Putting Ryan Out Front Alters Immigration Debate Dynamic
Posted at 11:15 a.m. on April 23
This week’s most important development in the immigration debate has nothing to do with those testy exchanges at Monday’s Senate Judiciary hearings. It didn’t even happen in Washington. And the central player is one of President Barack Obama’s most prominent critics.
The event was a daylong swing through Chicago on Monday by Rep. Paul D. Ryan of Wisconsin, who ran for vice president last year on the Mitt Romney “self deport” platform and who has continued to make deficit reduction the focus of his congressional career and his 2016 national aspirations.
That all changed yesterday, when Ryan became by far the most prominent House Republican to endorse a comprehensive overhaul of immigration law. And, just to make sure everyone knew what sort of bill he has in mind, his sidekick for the tour was Rep. Luis V. Gutierrez. He’s the Chicago Democrat who’s leading negotiations by a “gang of eight” in the House; they say they’re closing in on a deal on legislation relatively similar to the effort unveiled by a counterpart bipartisan group of eight senators a week ago.
“We have a broken immigration system and, if anything, what we see in Boston is that we have to fix and modernize our immigration system for lots of reasons,” Ryan told reporters during a stop at a church and community house. He was rebutting the notion of some in the GOP that the debate should be put on hold until the immigration backstory and potential terrorist connections of the Boston Marathon bombing suspects is fully understood.
“National security reasons, economic security reasons. For all those reasons we need to fix our broken immigration system,” he said.
Ryan and Gutierrez took the same message to a luncheon for mostly business people at the City Club of Chicago. Ryan said Congress this year should enact legislation that improves border security, bolsters enforcement of existing immigration laws, establishes a new guest-worker program, creates an expedited pathway for children of undocumented immigrants to become fully legalized and sets a “path to earned legalization” for the 11 million now in the country illegally.
Until this point, Ryan has been a behind-the-scenes operator on the immigration front, making himself a conduit for messages between the four Republicans and four Democrats in the House working group, and between those GOP negotiators and leadership. Monday’s appearances signaled that the Budget Committee chairman is ready to use his national presence and his ability to draw significant coverage to push GOP colleagues to the negotiation finish line.
Publicly embracing an immigration overhaul now could also help Speaker John A. Boehner push a bill past recalcitrant conservatives once the Senate advances its initial version, probably early this summer. House leaders are keenly aware of the political imperative of securing a large bloc of GOP votes for the bill; without that they will have a tough time closing the enormous “Latino gap” in the polls before the midterm elections.

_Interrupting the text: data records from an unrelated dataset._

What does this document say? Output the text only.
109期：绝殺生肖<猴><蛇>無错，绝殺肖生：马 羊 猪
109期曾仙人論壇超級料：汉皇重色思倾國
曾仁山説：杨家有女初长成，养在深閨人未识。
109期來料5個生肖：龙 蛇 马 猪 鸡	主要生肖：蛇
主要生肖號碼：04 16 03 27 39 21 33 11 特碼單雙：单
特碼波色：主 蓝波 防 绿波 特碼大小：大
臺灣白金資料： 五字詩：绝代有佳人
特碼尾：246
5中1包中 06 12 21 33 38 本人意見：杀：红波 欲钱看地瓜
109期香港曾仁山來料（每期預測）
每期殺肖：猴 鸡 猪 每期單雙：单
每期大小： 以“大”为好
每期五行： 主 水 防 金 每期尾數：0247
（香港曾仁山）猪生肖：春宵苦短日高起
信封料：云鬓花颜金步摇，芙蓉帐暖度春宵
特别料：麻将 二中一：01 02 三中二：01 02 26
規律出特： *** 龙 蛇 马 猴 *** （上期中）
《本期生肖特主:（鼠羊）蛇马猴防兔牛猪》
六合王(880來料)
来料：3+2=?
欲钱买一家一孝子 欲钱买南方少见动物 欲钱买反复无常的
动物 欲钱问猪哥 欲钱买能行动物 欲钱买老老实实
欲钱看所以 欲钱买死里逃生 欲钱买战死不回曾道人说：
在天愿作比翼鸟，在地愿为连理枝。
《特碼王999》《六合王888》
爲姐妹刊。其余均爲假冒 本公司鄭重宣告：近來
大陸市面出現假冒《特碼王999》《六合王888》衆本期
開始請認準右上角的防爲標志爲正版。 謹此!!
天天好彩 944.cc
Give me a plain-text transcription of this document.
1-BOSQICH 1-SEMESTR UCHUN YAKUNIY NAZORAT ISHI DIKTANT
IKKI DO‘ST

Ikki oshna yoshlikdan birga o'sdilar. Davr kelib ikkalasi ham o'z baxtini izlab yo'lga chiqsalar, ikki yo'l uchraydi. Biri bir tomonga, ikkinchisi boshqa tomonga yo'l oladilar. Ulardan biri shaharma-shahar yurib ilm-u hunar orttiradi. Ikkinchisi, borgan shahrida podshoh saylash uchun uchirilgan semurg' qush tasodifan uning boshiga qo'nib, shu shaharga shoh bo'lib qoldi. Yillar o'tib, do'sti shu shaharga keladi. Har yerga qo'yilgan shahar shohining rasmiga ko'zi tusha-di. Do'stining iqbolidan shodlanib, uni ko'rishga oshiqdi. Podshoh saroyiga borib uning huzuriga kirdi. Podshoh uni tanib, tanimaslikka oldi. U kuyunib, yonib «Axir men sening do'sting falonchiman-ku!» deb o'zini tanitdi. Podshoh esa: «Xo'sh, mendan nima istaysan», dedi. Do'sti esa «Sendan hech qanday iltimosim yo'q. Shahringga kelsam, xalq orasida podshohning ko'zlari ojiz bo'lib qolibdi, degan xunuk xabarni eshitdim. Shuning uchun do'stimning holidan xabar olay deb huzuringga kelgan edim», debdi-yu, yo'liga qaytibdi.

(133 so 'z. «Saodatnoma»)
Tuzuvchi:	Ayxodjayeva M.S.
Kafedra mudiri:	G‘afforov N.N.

Ryan’s new prominence could also be a sign he’s decided that he had better make his move for the Hispanic vote sooner rather than later, especially if he plans to run for president in 2016 and sees Senate gang of eight member Marco Rubio of Florida as his principal competition for the GOP nomination.
At the same time, another prominent member positioning for 2016, Sen. Rand Paul of Kentucky, pulled back significantly on Monday from his earlier wide-open support for a broad immigration overhaul. Paul urged a delay in the debate until “we understand the specific failures of our immigration system” that allowed the Tsarnaev brothers to emigrate after their ethnic Chechen parents were granted political asylum.
The GOP primaries may be three years away, but Rubio, Paul and now Ryan clearly see immigration as a sure-thing defining issue for their presidential ambitions.